The outside turned out very well. With vents in the front and back, we can pull air through while keeping unwanted bugs out.

 

Honey Hut

 

We then wired, painted, and floored the inside. Then came lights and fans. The workbench in the back to hold all the equipment needed to extract honey. Brown honey supers are stacked up awaiting the 2009 honey flow. Most important was the ceremonial hanging of Karen's bee hat and veil.

 

Metal BeeFor Christmas 2008, Karen's mom and stepdad gifted us with a beautiful custom-made metal queen honeybee which now adorns the honey hut.

Unfortunately, that same month, we discovered that we had lost 1 hive, which earlier in the year had been severely weakened due to a wax month infestation. We're down to 2 hives, but both those are strong and healthy.

 

Hives

In January 2009, we completed preparations for swarming season with enough hive bodies to triple our existing hives (we are optimistic, aren't we).

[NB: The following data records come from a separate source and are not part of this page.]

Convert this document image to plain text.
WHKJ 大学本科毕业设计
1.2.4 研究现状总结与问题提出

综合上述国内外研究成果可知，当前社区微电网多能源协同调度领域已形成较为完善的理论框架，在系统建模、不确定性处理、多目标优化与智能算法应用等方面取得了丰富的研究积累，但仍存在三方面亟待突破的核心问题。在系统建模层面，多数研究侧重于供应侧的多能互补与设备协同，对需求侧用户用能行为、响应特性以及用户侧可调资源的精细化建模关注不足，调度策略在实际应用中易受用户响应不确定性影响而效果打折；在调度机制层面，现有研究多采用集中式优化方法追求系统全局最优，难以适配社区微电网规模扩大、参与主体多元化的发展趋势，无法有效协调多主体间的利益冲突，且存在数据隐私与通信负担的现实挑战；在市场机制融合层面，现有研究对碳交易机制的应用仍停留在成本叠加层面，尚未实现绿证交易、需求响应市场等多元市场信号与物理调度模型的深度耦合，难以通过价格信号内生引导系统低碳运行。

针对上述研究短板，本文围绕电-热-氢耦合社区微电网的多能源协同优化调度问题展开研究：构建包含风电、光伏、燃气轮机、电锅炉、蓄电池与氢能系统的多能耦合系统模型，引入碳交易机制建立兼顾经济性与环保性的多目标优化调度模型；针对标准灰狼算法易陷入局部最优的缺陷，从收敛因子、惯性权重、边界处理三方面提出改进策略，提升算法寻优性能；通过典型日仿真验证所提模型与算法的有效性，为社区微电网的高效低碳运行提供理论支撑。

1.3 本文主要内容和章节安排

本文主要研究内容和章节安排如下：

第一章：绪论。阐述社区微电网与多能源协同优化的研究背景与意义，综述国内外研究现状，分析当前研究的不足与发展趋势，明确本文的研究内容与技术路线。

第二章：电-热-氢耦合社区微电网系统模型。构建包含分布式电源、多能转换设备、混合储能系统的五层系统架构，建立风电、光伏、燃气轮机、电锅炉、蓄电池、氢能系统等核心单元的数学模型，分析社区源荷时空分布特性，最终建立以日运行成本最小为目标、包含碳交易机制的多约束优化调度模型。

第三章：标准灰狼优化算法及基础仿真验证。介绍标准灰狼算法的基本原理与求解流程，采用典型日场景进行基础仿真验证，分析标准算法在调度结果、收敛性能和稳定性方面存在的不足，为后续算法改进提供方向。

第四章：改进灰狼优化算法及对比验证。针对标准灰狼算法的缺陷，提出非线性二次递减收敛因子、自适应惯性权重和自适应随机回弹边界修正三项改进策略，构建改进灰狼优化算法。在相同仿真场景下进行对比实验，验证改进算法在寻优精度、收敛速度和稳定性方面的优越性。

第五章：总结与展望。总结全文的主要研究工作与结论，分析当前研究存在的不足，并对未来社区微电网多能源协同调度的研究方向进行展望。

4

The girls haven't read the book which says they are too cold to fly below 55° as they are seen winging around in the mid-40's, busily collecting pollen and relieving themselves (they won't poop in the hive and "hold it" until warm weather allows them to leave).

 

New Hive

 

In March 2009, Karen gets an email from a friend who attended 2008's beekeeping classes with her, asking for help installing bees into their first hive. March 22, 2009, Karen and Andy travel to Laura and Bob Brandesburg's home in Garner to mentor their initial beekeeping efforts. The installation goes well, and Laura and Bob are off to a good start with bees in their artfully decorated hive body.

 

Apiary Day

On November 8, 2009 we had a beautiful sunny day so Karen opened her hives to a new class of beginning beekeepers. Twelve people attended. Many had never seen inside a beehive before. Fortunately, the bees were on their best behavior.

 

We go into the winter of 2009 with five hives not quite tripling, but close, from the previous winter. In Spring 2010, we go into the honey flow with five hives. All survived the winter!

In June 2010, Ernie and Andy harvest 116 pounds (4 supers) of honey which Maryanne and Karen bottle the next few days. Wow!

In July 2010, we harvest 15 pounds of fall honey which we make into Cremed Honey with Cedar Run blueberries.